At present, twelve protected areas cover about 2,500 km2 of intact habitat, or 5 percent of the ecoregion. Of these, Manas, Dibru-Saikowa, Kaziranga, and Mehao are the larger and more important reserves. Mehao extends over two other ecoregions and is only partially within this ecoregion. Kaziranga has the world"s largest population of the greater one-horned rhinoceros, estimated at 1,100 individuals (Foose and van Strien 1997). Because of the large number of wide-ranging large vertebrates in this ecoregion, additional protection is urgently needed. Specifically, habitat connectivity should be provided within the Buxa-Manas complex and the Barail-Intanki-Kaziranga complex to allow elephants to disperse and migrate (Rodgers and Panwar 1988).
The ecoregion represents the swath of semi-evergreen forests along the upper Brahmaputra River plains. Most of the ecoregion lies within the eastern Indian state of Assam, but small sections extend into the neighboring states of Arunachal Pradesh and Nagaland and also into the southern lowlands of Bhutan.
The wide Brahmaputra River is also a biogeographic barrier for several species. For instance, the golden langur (Semnopithecus geei), hispid hare (Caprolagus hispidus), and pygmy hog (Sus salvanius) are limited to the north bank of the river, whereas the hoolock gibbon (Hylobates hoolock) and stump-tailed macaque (Macaca arctoides) are limited to the south bank (Rodgers and Panwar 1988).
The June to September southwest monsoon is funneled through the Gangetic River plains, flanked by the Himalayas to the north and the Mizo Hills to the south, deluging the ecoregion with 1,500-3,000 mm of rainfall, depending on the topographic variation. The substrate consists of deep alluvial deposits, washed down over the centuries by the Brahmaputra and other rivers such as the Manas and Subansiri, which drain southern slopes of the Eastern Himalaya. The ecoregion"s vegetation therefore is thus influenced by the rich alluvial soils and the monsoon rains.
Champion and Seth (1968) recognize the following forest types in this ecoregion: Assam Valley semi-evergreen forest, Assam alluvial plains semi-evergreen forest, eastern submontane semi-evergreen forest, sub-Himalayan light alluvial semi-evergreen forest, eastern alluvial secondary semi-evergreen forest, sub-Himalayan secondary wet mixed forest, and Cachar semi-evergreen forest. But most of the ecoregion"s original semi-evergreen forests have been converted to grasslands by centuries of fire and other human influences. Only small patches of forests now remain, scattered along the Indo-Bhutan border and along the border of Assam and Meghalaya. Many of these forest patches are confined to protected areas.

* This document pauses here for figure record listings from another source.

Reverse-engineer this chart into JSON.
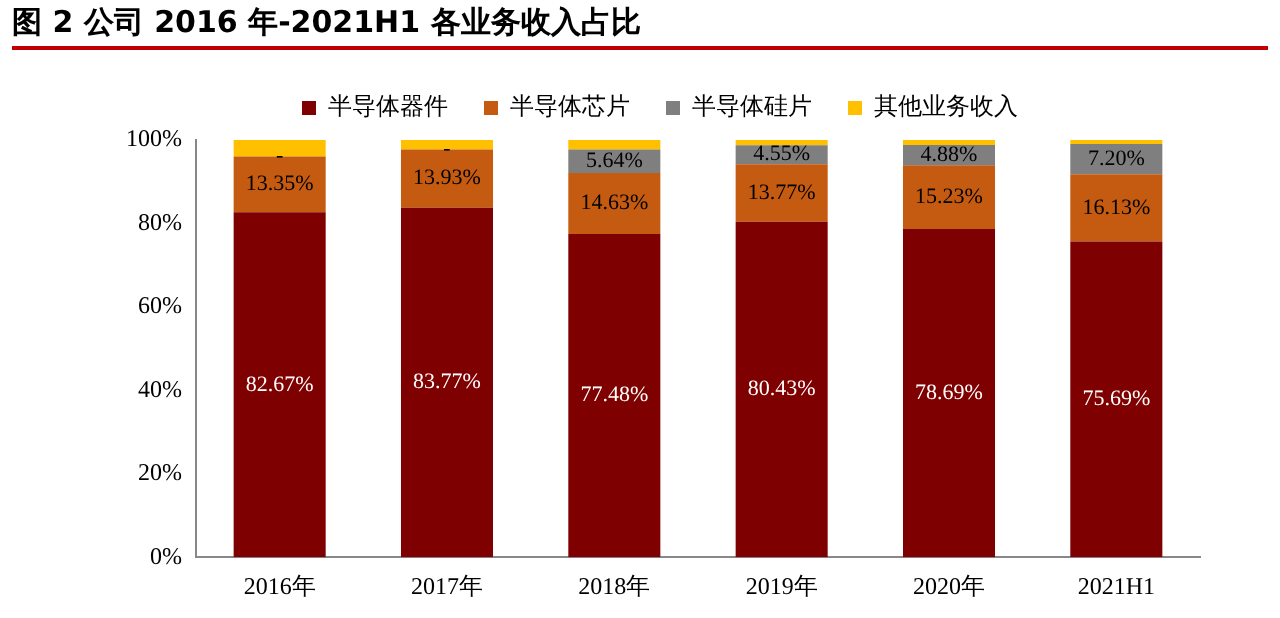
{
  "chart_data": {
    "type": "bar",
    "stacked": true,
    "title": "图 2 公司 2016 年-2021H1 各业务收入占比",
    "categories": [
      "2016年",
      "2017年",
      "2018年",
      "2019年",
      "2020年",
      "2021H1"
    ],
    "series": [
      {
        "name": "半导体器件",
        "color": "#7f0000",
        "values": [
          82.67,
          83.77,
          77.48,
          80.43,
          78.69,
          75.69
        ],
        "value_labels": [
          "82.67%",
          "83.77%",
          "77.48%",
          "80.43%",
          "78.69%",
          "75.69%"
        ]
      },
      {
        "name": "半导体芯片",
        "color": "#c55a11",
        "values": [
          13.35,
          13.93,
          14.63,
          13.77,
          15.23,
          16.13
        ],
        "value_labels": [
          "13.35%",
          "13.93%",
          "14.63%",
          "13.77%",
          "15.23%",
          "16.13%"
        ]
      },
      {
        "name": "半导体硅片",
        "color": "#7f7f7f",
        "values": [
          0,
          0,
          5.64,
          4.55,
          4.88,
          7.2
        ],
        "value_labels": [
          "-",
          "-",
          "5.64%",
          "4.55%",
          "4.88%",
          "7.20%"
        ]
      },
      {
        "name": "其他业务收入",
        "color": "#ffc000",
        "values": [
          3.98,
          2.3,
          2.25,
          1.25,
          1.2,
          0.98
        ],
        "value_labels": [
          null,
          null,
          null,
          null,
          null,
          null
        ]
      }
    ],
    "ylim": [
      0,
      100
    ],
    "yticks": [
      {
        "value": 0,
        "label": "0%"
      },
      {
        "value": 20,
        "label": "20%"
      },
      {
        "value": 40,
        "label": "40%"
      },
      {
        "value": 60,
        "label": "60%"
      },
      {
        "value": 80,
        "label": "80%"
      },
      {
        "value": 100,
        "label": "100%"
      }
    ],
    "grid": false,
    "legend": "top"
  }
}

According to Champion and Seth (1968), the typical evergreen tree species in these forests are Syzygium, Cinnamomum, Artocarpus, and Magnoliacea, and the common deciduous species include Terminalia myriocarpa, Terminalia citrina, Terminalia tomentosa, Tetrameles spp., and Stereospermum spp. Shorea robusta is present in disturbed habitats, especially in areas that have been subjected to fire, and represents a sub-climax community. Other Dipterocarpus species are considered to be indicative of a forest in retrogression from the tropical evergreen or as a preclimax stage. Typically, the canopy trees are 20-30 m high.
The understory is of Lauraceae (mostly Phoebe spp., Machilus spp., and Actinodaphne spp.), Anonaceae (Polyalthia spp.), Meliaceae (Aphanamixis spp.), Mesua ferrea, Tetrameles spp., Stereospermum spp., and species of Meliaceae, Anacardiaceae, Myristicaceae, Lauraceae, and Magnoliaceae, with several bamboos such as Bambusa arundinaria, Dendrocalamus hamilitonii, and Melocanna bambusoides (Champion and Seth 1968; Puri et al. 1989).
The riparian areas along the Brahmaputra River that have been cleared are characterized by wet grasslands with similar communities and dynamics as described under the Terai-Duar Savanna and Grasslands [IM0701] description. Species such as the hispid hare and pygmy hog are found in these grasslands, especially in the soft soils and muddy areas along the river courses.